The European Commission has adopted today an amending proposal to the Savings Taxation Directive, with a view to closing existing loopholes and eliminating tax evasion. Since 2005, the Savings Directive ensures that paying agents either report interest income received by taxpayers resident in other EU Member States or levy a withholding tax on the interest income received. The Commission proposal seeks to improve the Directive, so as to better ensure the taxation of interest payments which are channelled through intermediate tax-exempted structures. It also proposes to extend the scope of the Directive to income equivalent to interest obtained through investments in some innovative financial products as well as in certain life insurances products. Moreover, simplification of the technical operation of the Directive should lead to a more user friendly system and more efficient implementation.

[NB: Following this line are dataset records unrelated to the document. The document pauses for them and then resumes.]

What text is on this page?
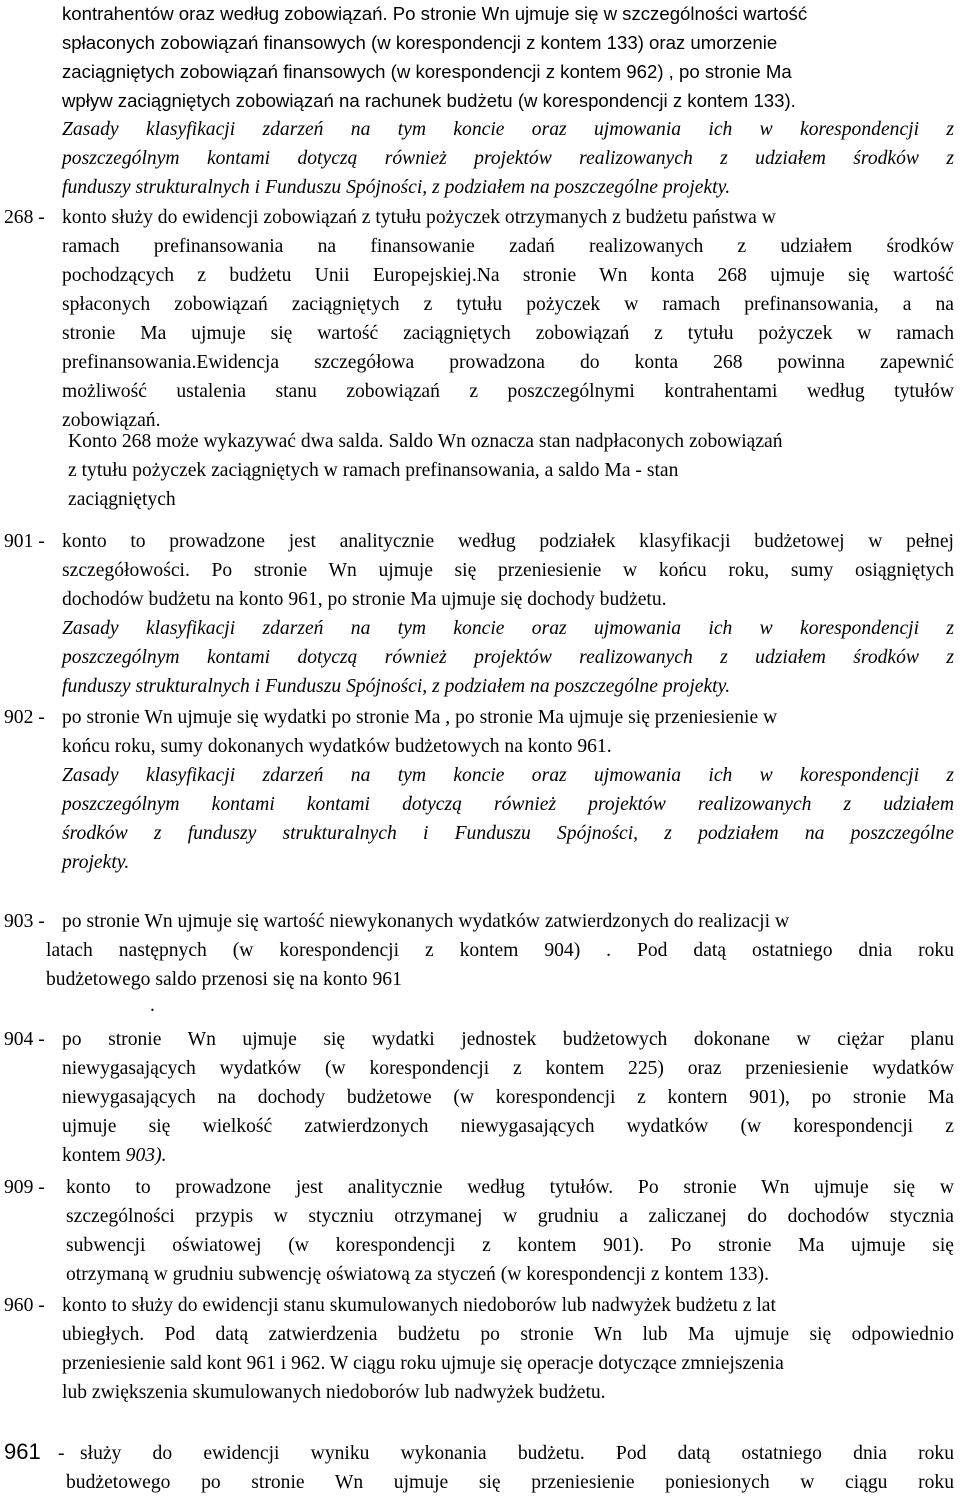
kontrahentów oraz według zobowiązań. Po stronie Wn ujmuje się w szczególności wartość
spłaconych zobowiązań finansowych (w korespondencji z kontem 133) oraz umorzenie
zaciągniętych zobowiązań finansowych (w korespondencji z kontem 962) , po stronie Ma
wpływ zaciągniętych zobowiązań na rachunek budżetu (w korespondencji z kontem 133).
Zasady klasyfikacji zdarzeń na tym koncie oraz ujmowania ich w korespondencji z
poszczególnym kontami dotyczą również projektów realizowanych z udziałem środków z
funduszy strukturalnych i Funduszu Spójności, z podziałem na poszczególne projekty.
268 - konto służy do ewidencji zobowiązań z tytułu pożyczek otrzymanych z budżetu państwa w
ramach prefinansowania na finansowanie zadań realizowanych z udziałem środków
pochodzących z budżetu Unii Europejskiej.Na stronie Wn konta 268 ujmuje się wartość
spłaconych zobowiązań zaciągniętych z tytułu pożyczek w ramach prefinansowania, a na
stronie Ma ujmuje się wartość zaciągniętych zobowiązań z tytułu pożyczek w ramach
prefinansowania.Ewidencja szczegółowa prowadzona do konta 268 powinna zapewnić
możliwość ustalenia stanu zobowiązań z poszczególnymi kontrahentami według tytułów
zobowiązań.
Konto 268 może wykazywać dwa salda. Saldo Wn oznacza stan nadpłaconych zobowiązań
z tytułu pożyczek zaciągniętych w ramach prefinansowania, a saldo Ma - stan
zaciągniętych
901 - konto to prowadzone jest analitycznie według podziałek klasyfikacji budżetowej w pełnej
szczegółowości. Po stronie Wn ujmuje się przeniesienie w końcu roku, sumy osiągniętych
dochodów budżetu na konto 961, po stronie Ma ujmuje się dochody budżetu.
Zasady klasyfikacji zdarzeń na tym koncie oraz ujmowania ich w korespondencji z
poszczególnym kontami dotyczą również projektów realizowanych z udziałem środków z
funduszy strukturalnych i Funduszu Spójności, z podziałem na poszczególne projekty.
902 - po stronie Wn ujmuje się wydatki po stronie Ma , po stronie Ma ujmuje się przeniesienie w
końcu roku, sumy dokonanych wydatków budżetowych na konto 961.
Zasady klasyfikacji zdarzeń na tym koncie oraz ujmowania ich w korespondencji z
poszczególnym kontami kontami dotyczą również projektów realizowanych z udziałem
środków z funduszy strukturalnych i Funduszu Spójności, z podziałem na poszczególne
projekty.
903 - po stronie Wn ujmuje się wartość niewykonanych wydatków zatwierdzonych do realizacji w
latach następnych (w korespondencji z kontem 904) . Pod datą ostatniego dnia roku
budżetowego saldo przenosi się na konto 961
.
904 - po stronie Wn ujmuje się wydatki jednostek budżetowych dokonane w ciężar planu
niewygasających wydatków (w korespondencji z kontem 225) oraz przeniesienie wydatków
niewygasających na dochody budżetowe (w korespondencji z kontern 901), po stronie Ma
ujmuje się wielkość zatwierdzonych niewygasających wydatków (w korespondencji z
kontem 903).
909 - konto to prowadzone jest analitycznie według tytułów. Po stronie Wn ujmuje się w
szczególności przypis w styczniu otrzymanej w grudniu a zaliczanej do dochodów stycznia
subwencji oświatowej (w korespondencji z kontem 901). Po stronie Ma ujmuje się
otrzymaną w grudniu subwencję oświatową za styczeń (w korespondencji z kontem 133).
960 - konto to służy do ewidencji stanu skumulowanych niedoborów lub nadwyżek budżetu z lat
ubiegłych. Pod datą zatwierdzenia budżetu po stronie Wn lub Ma ujmuje się odpowiednio
przeniesienie sald kont 961 i 962. W ciągu roku ujmuje się operacje dotyczące zmniejszenia
lub zwiększenia skumulowanych niedoborów lub nadwyżek budżetu.
961 - służy do ewidencji wyniku wykonania budżetu. Pod datą ostatniego dnia roku
budżetowego po stronie Wn ujmuje się przeniesienie poniesionych w ciągu roku
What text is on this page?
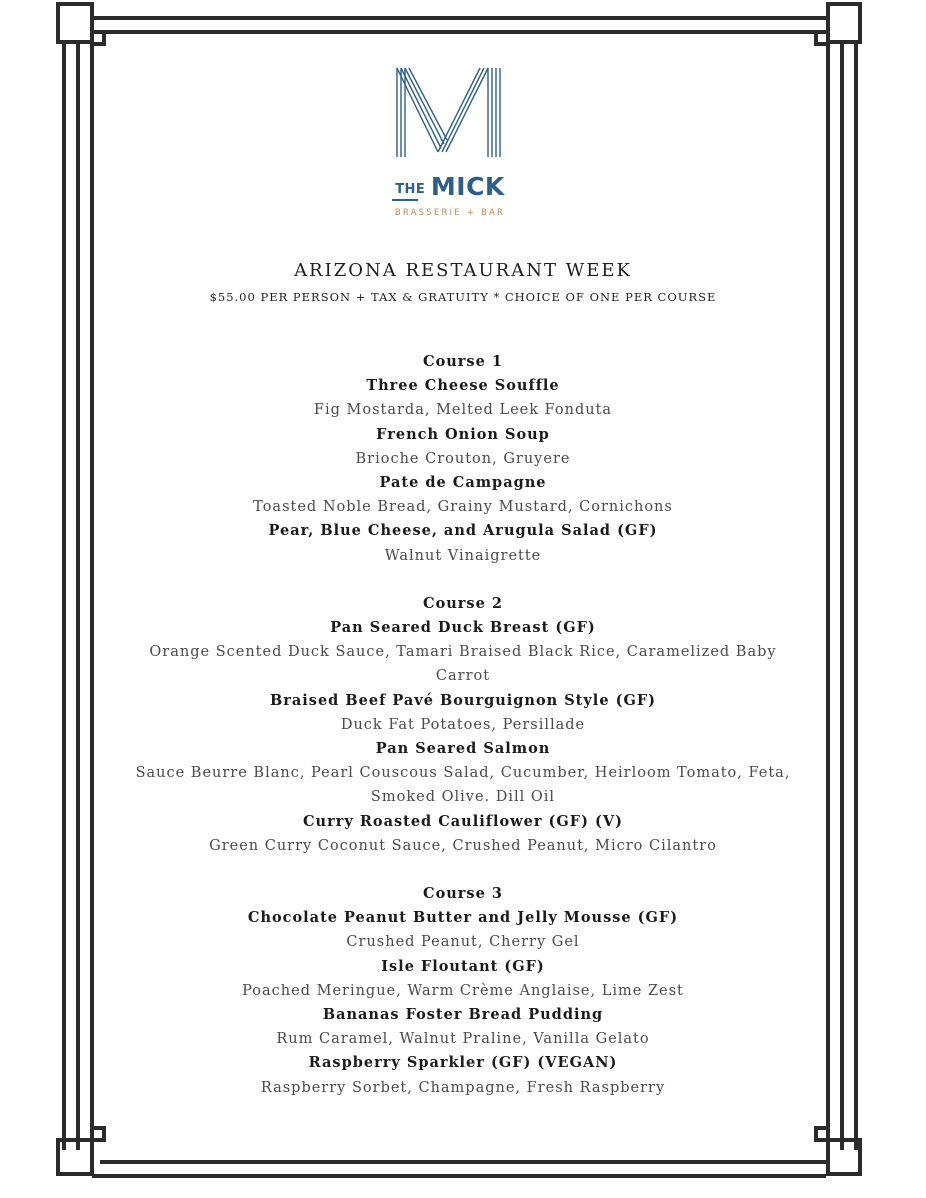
THE MICK
BRASSERIE + BAR
ARIZONA RESTAURANT WEEK
$55.00 PER PERSON + TAX & GRATUITY * CHOICE OF ONE PER COURSE
Course 1
Three Cheese Souffle
Fig Mostarda, Melted Leek Fonduta
French Onion Soup
Brioche Crouton, Gruyere
Pate de Campagne
Toasted Noble Bread, Grainy Mustard, Cornichons
Pear, Blue Cheese, and Arugula Salad (GF)
Walnut Vinaigrette
Course 2
Pan Seared Duck Breast (GF)
Orange Scented Duck Sauce, Tamari Braised Black Rice, Caramelized Baby Carrot
Braised Beef Pavé Bourguignon Style (GF)
Duck Fat Potatoes, Persillade
Pan Seared Salmon
Sauce Beurre Blanc, Pearl Couscous Salad, Cucumber, Heirloom Tomato, Feta, Smoked Olive. Dill Oil
Curry Roasted Cauliflower (GF) (V)
Green Curry Coconut Sauce, Crushed Peanut, Micro Cilantro
Course 3
Chocolate Peanut Butter and Jelly Mousse (GF)
Crushed Peanut, Cherry Gel
Isle Floutant (GF)
Poached Meringue, Warm Crème Anglaise, Lime Zest
Bananas Foster Bread Pudding
Rum Caramel, Walnut Praline, Vanilla Gelato
Raspberry Sparkler (GF) (VEGAN)
Raspberry Sorbet, Champagne, Fresh Raspberry
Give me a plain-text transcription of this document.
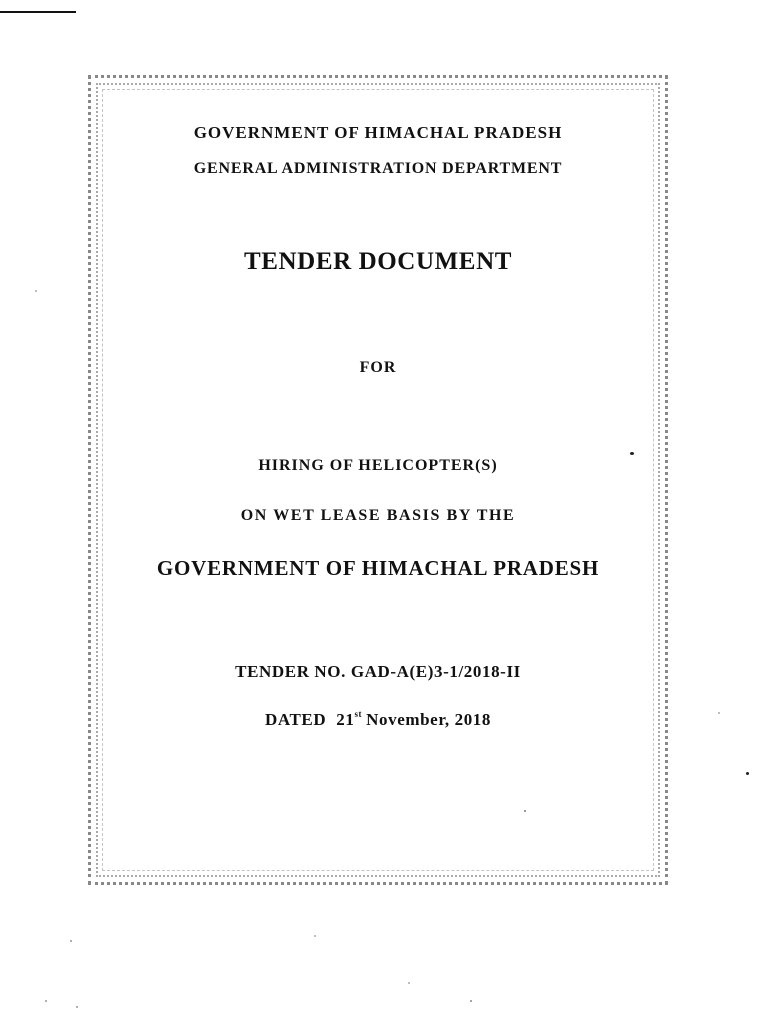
GOVERNMENT OF HIMACHAL PRADESH
GENERAL ADMINISTRATION DEPARTMENT
TENDER DOCUMENT
FOR
HIRING OF HELICOPTER(S)
ON WET LEASE BASIS BY THE
GOVERNMENT OF HIMACHAL PRADESH
TENDER NO. GAD-A(E)3-1/2018-II
DATED 21st November, 2018
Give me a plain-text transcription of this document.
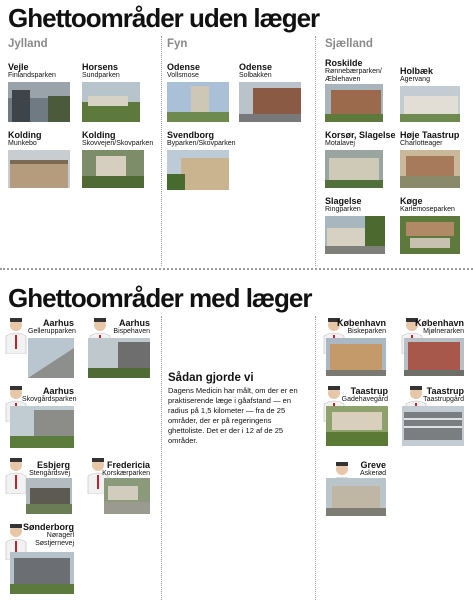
Ghettoområder uden læger
Jylland	Fyn	Sjælland
Vejle
Finlandsparken
Horsens
Sundparken
Kolding
Munkebo
Kolding
Skovvejen/Skovparken
Odense
Vollsmose
Odense
Solbakken
Svendborg
Byparken/Skovparken
Roskilde
Rønnebærparken/ Æblehaven
Holbæk
Agervang
Korsør, Slagelse
Motalavej
Høje Taastrup
Charlotteager
Slagelse
Ringparken
Køge
Karlemoseparken
Ghettoområder med læger
Aarhus
Gellerupparken
Aarhus
Bispehaven
Aarhus
Skovgårdsparken
Esbjerg
Stengårdsvej
Fredericia
Korskærparken
Sønderborg
Nøragerl Søstjernevej
Sådan gjorde vi
Dagens Medicin har målt, om der er en praktiserende læge i gåafstand — en radius på 1,5 kilometer — fra de 25 områder, der er på regeringens ghettoliste. Det er der i 12 af de 25 områder.
København
Biskeparken
København
Mjølnerarken
Taastrup
Gadehavegård
Taastrup
Taastrupgård
Greve
Askerød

László Kovács, Commissioner for Taxation and Customs, said: “The first report on the operation of the Savings Taxation Directive concluded that the Directive, although effective within the limits of its scope, can be easily circumvented. The current scope of the Directive needs to be extended, in order to meet our goal of stamping out tax evasion, which affects the national budgets and creates disadvantages for the honest citizens.” The first review of the Directive has shown that, at present, it is relatively easy for individuals to circumvent the rules by using interposed legal persons or arrangements (like certain foundations or trusts) which are not taxed on their income. As far as interest payments are made by paying agents (banks, financial institutions, independent professionals, etc.) established in the EU to certain intermediate structures established outside the EU, the Commission proposes that paying agents in the EU (who know, under the anti-money laundering provisions that the beneficial owner of the interest payments is an individual resident in the Union) apply the provisions of the Directive (exchange of information or withholding tax) at the time of the payment to the intermediate structure, as if this payment was directly made to the individual.

Concerning payments of interest to certain intermediate structures established within the EU, including some non-charitable trusts and foundations, those structures will be always obliged to act as a “paying agent upon receipt”. This means that the provisions of the Directive (exchange of information or withholding tax) must be applied by these structures upon receipt of any interest payment from any upstream economic operator (bank, financial institution, independent professional), no matter where they are established and regardless of the actual distribution of any sums to the individual beneficial owners.

Everything regarding tax is …interesting and important!